MACHT, MEDIA & MONTESQUIEU

1.7 Centrale vraag en onderzoeksmethode

Doel van dit onderzoek is naast bestudering van de nieuwe publieke machten OVB en Raad voor de rechtspraak ook de media als nieuwe publieke macht in het leerstuk van de machtenscheiding onder te brengen. Zowel het OVB als de Raad voor de rechtspraak worden onderzocht op de wijze waarop zij tot stand zijn gekomen en hoe zij binnen de machtenscheiding functioneren. Vervolgens worden de media op eenzelfde manier belicht. Dit zal het centrale thema vormen van het onderzoek. Alle drie machten worden tegen het licht van de trias politica gehouden, uitgaande van de veronderstelling dat de leer van de trias dan wel oud, maar bepaald niet statisch is. De media kregen bij Montesquieu geen aandacht. Nu de media zich mengen tussen de andere publieke machten en zelf een publieke macht zijn, is er aanleiding de media bij het leerstuk te betrekken. De situatie van de media en (het ontbreken van) een verantwoordingscyclus zal in diverse ons omringende landen, namelijk Engeland, Frankrijk, België en Duitsland worden bekeken om ideeën op te doen. Italië betrek ik bij dit onderzoek vanwege de unieke situatie met Berlusconi, premier en mediamagnaat tegelijkertijd. Wat kan men in Nederland met machtenscheiding bereiken, welke ideeën en ervaringen heeft men in het buitenland? Ik zoek naar het antwoord op de vraag of de media als publieke macht zo zijn in te passen in de machtenscheidingssystematiek dat enerzijds burger en politiek weten wat zij aan de media in politiek-besluitvormende zin hebben en anderzijds dat de media aan hun ‘afnemers’ verantwoording afleggen van hun daden, doen en nalaten.

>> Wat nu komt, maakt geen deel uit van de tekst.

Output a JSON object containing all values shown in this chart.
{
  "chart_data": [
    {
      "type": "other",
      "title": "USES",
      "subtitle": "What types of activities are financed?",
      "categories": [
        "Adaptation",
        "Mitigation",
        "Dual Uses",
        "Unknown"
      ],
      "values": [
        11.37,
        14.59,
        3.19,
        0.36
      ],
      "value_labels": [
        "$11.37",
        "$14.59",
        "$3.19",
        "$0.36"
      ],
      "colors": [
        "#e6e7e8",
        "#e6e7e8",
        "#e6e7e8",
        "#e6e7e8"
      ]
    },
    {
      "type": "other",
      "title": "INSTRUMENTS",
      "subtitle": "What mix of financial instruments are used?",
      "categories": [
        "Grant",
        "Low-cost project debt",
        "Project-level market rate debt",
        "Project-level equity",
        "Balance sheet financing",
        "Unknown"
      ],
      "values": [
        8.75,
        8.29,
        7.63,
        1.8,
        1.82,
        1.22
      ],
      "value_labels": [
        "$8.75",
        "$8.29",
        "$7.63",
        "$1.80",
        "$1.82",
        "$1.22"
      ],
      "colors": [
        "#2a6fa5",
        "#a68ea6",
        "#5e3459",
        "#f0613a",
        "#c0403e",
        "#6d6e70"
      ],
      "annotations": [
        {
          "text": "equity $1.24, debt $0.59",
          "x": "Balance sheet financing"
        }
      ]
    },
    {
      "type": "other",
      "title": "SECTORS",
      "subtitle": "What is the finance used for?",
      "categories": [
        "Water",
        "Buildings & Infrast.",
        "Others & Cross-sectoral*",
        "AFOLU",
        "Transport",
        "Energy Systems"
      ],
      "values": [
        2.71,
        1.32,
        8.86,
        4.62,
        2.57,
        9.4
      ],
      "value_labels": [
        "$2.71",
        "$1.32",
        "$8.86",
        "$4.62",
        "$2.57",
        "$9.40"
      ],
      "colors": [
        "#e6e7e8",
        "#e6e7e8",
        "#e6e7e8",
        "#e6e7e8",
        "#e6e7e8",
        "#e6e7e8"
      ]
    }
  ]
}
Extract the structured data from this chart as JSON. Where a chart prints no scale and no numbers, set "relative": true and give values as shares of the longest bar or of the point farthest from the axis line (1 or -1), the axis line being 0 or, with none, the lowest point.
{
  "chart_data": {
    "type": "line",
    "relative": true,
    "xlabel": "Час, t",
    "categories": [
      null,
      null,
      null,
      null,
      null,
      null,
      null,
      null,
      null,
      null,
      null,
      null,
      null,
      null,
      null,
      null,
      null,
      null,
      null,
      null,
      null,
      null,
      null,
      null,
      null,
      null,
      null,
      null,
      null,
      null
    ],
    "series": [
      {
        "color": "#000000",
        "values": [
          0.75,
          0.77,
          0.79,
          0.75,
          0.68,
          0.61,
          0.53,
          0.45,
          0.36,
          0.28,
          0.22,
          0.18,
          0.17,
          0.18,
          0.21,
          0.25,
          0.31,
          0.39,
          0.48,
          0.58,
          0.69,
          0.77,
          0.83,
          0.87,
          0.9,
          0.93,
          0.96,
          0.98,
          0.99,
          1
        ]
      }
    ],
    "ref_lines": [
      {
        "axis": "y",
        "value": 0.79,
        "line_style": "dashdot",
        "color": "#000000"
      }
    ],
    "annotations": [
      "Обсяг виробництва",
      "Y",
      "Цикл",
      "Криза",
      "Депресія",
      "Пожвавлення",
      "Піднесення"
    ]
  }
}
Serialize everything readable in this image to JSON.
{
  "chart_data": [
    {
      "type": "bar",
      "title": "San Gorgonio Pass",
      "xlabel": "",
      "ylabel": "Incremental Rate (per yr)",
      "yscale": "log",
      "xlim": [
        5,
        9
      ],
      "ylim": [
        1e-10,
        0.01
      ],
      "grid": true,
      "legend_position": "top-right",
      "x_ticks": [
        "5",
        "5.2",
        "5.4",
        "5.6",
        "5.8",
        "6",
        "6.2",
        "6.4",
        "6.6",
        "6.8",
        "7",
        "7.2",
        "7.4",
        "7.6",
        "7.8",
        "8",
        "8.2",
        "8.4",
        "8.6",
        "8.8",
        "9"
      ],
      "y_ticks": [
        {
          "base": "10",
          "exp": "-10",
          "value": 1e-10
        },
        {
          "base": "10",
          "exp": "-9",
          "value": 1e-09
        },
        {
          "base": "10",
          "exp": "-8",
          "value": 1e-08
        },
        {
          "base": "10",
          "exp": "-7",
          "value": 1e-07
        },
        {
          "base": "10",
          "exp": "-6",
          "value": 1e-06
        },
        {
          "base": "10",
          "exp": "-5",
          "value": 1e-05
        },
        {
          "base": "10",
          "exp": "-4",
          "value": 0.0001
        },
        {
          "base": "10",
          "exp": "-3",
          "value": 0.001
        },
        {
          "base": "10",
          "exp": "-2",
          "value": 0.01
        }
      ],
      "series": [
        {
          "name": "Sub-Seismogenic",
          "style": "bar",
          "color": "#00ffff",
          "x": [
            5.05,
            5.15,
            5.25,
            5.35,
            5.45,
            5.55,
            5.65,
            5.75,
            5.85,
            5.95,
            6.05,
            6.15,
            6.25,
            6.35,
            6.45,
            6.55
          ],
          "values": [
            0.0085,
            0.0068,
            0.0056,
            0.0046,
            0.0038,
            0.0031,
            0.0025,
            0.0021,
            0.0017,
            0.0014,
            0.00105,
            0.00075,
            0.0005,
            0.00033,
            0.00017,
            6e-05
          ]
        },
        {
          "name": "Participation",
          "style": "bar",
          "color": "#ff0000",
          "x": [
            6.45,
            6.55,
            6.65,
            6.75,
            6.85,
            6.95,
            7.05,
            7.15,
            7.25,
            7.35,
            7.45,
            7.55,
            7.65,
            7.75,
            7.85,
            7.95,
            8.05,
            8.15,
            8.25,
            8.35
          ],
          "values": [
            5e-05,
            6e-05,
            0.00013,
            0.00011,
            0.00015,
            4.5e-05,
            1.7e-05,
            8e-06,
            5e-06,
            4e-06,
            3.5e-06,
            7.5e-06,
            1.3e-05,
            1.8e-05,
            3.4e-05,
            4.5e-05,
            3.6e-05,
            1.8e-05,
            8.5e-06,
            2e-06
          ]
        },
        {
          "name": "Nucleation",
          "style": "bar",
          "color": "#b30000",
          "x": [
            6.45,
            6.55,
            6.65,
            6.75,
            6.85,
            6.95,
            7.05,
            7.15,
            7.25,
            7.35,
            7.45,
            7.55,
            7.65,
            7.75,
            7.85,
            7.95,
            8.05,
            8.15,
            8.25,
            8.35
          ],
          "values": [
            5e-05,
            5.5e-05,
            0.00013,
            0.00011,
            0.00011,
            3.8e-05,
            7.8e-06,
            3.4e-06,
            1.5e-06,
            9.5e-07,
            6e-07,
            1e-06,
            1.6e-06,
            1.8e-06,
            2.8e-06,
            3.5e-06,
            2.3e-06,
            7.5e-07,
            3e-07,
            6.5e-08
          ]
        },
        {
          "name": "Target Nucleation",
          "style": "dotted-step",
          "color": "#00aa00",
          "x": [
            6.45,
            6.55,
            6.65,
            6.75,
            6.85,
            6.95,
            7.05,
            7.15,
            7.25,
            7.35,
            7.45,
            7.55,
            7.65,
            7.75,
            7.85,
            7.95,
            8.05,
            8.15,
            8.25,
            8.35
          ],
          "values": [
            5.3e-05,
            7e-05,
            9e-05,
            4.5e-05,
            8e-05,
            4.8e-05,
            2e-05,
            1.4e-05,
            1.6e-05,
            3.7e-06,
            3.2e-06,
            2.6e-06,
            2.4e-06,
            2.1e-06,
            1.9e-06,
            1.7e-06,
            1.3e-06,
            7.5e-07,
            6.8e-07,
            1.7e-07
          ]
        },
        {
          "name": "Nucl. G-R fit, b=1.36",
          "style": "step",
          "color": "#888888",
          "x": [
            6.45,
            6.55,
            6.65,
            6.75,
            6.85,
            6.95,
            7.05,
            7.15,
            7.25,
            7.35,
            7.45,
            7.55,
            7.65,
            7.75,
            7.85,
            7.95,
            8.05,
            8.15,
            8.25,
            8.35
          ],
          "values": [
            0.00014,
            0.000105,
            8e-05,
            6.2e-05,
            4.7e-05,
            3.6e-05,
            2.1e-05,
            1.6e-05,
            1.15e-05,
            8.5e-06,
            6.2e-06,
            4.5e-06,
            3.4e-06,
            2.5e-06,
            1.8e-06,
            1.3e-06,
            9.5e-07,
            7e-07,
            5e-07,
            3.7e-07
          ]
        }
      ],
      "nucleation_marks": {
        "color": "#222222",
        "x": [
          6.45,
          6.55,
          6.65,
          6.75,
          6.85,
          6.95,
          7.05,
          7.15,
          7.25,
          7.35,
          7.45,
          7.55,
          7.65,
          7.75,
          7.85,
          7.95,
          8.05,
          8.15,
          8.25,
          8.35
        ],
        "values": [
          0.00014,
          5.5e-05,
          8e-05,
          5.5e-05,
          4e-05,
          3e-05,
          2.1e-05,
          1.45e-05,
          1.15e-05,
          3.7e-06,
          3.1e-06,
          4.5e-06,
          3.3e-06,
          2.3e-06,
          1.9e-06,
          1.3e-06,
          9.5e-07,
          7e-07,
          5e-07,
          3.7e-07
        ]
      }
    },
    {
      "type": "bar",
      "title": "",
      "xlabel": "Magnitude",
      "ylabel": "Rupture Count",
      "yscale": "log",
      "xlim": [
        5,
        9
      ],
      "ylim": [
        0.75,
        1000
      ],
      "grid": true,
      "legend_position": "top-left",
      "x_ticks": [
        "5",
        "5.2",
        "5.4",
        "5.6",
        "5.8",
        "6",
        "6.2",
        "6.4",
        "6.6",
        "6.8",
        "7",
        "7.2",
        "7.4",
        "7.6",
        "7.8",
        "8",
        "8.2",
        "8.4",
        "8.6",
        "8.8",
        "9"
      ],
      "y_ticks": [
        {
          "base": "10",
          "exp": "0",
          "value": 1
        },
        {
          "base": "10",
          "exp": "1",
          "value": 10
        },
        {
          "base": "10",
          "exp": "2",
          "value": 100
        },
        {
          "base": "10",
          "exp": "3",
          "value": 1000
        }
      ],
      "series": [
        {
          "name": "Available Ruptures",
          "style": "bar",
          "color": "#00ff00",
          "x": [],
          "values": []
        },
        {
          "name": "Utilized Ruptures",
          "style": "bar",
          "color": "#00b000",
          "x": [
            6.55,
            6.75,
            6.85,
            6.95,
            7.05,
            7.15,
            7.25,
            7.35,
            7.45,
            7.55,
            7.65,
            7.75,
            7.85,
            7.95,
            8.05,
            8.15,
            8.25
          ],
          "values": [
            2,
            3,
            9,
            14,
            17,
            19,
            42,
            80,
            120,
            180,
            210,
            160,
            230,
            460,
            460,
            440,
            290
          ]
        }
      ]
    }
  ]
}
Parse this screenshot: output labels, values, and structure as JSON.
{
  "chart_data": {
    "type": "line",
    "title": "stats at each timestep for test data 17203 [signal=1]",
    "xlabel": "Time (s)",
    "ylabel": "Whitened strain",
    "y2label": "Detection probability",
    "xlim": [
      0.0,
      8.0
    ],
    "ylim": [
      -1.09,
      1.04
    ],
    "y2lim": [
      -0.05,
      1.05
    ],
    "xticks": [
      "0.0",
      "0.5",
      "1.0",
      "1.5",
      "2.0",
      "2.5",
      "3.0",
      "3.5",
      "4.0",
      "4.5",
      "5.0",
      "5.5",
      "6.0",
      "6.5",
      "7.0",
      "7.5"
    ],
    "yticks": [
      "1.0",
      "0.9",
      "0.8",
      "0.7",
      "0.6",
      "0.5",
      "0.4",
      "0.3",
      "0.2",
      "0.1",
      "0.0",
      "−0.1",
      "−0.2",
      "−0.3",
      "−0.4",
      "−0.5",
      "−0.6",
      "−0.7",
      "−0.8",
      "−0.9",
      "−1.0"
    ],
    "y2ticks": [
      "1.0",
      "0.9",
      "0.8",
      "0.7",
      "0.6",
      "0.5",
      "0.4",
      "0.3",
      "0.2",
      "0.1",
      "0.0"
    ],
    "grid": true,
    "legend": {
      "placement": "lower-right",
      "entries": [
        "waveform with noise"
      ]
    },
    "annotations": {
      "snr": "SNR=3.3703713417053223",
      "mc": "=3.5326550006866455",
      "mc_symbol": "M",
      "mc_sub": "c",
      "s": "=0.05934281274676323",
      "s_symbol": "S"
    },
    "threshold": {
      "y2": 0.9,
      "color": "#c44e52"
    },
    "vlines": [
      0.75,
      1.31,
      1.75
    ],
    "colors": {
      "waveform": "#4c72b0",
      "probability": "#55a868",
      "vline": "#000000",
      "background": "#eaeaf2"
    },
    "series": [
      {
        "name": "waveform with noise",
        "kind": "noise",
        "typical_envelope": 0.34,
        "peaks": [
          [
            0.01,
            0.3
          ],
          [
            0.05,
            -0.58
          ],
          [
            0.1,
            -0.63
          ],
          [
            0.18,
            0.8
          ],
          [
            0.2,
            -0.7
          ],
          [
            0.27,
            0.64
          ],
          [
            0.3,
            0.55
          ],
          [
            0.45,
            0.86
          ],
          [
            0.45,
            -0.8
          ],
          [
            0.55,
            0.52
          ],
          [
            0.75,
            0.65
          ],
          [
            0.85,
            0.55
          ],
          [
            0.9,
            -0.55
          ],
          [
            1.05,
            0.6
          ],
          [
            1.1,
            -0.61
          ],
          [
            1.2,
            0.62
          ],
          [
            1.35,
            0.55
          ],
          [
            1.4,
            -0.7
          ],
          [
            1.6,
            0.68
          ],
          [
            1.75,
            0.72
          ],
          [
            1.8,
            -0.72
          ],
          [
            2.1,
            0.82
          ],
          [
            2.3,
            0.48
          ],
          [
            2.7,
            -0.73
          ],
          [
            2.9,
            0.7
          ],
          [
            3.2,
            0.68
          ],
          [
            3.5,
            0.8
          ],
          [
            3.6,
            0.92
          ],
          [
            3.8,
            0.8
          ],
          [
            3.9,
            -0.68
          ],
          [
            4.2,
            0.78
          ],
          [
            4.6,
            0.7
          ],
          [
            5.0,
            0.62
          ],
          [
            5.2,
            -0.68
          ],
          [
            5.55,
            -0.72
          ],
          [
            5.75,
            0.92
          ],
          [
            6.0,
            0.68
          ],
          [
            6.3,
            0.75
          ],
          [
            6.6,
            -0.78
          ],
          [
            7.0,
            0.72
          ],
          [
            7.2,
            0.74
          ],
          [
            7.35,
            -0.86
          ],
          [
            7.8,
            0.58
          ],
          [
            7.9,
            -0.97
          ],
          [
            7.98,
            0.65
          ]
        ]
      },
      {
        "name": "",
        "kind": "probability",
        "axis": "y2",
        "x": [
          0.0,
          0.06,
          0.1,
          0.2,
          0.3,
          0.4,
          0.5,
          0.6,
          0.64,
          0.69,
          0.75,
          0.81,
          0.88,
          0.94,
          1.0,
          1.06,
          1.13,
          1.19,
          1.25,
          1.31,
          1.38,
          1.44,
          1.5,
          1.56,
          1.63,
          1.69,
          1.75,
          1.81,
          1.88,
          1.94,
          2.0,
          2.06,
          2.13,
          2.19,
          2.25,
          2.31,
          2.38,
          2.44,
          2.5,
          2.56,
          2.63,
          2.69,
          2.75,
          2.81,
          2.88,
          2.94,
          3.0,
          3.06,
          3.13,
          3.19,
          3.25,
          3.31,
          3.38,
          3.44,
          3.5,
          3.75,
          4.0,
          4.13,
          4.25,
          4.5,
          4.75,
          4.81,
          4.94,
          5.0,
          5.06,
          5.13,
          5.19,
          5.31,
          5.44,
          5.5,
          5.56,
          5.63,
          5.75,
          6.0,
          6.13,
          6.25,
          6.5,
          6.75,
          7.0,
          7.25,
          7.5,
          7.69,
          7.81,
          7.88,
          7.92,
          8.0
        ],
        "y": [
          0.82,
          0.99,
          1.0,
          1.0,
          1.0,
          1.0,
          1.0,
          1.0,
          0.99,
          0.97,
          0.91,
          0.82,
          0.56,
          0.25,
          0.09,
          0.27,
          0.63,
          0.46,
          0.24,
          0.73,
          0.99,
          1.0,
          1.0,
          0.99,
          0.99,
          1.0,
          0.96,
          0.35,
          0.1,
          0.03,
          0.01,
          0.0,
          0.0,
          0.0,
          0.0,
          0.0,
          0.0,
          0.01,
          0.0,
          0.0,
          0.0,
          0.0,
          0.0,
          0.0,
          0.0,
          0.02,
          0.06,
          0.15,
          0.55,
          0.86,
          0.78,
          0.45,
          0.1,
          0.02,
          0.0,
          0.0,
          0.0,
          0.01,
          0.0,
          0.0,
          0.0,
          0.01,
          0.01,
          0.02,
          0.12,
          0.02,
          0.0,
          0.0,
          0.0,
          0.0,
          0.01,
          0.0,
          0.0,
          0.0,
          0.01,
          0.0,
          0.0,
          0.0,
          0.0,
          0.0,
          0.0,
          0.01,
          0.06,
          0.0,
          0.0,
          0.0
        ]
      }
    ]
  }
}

Door eerst twee nieuwe instituties binnen de centrale instituties te verkennen en te plaatsen in de systematiek van de machtenscheiding, wil ik vervolgens de daar gevonden criteria toepassen op de rol en plaats in de publieke sfeer – maar gelegen buiten de centrale instituties – van de media als nieuwe machtsfactor. De aanname is dat de media een publieke macht zijn. De media ‘representeren wat we gezamenlijk aan het doen zijn’ (Van Gunsteren, 2003: 78). Mijn these is dat de media – hét representatieforum naast parlement en internet – een publieke macht

(26)

MACHT EN TEGENMACHT

vormen en om regulering vragen. Is er een mate van machtsevenwicht te creëren? De centrale vraag is dan ook:

Op welke manier verhouden drie nieuwe vormen van publieke macht – het Onderzoeks- en Verificatiebureau van de Tweede Kamer, de Raad voor de rechtspraak en de media - zich tot de leer van de machtenscheiding? Zijn de machten in evenwicht?

Deelvragen zijn:

1. Wat is de logica van machtenscheiding en machtsevenwicht?

Welke redeneringen gelden en welke steunpunten zijn te benoemen?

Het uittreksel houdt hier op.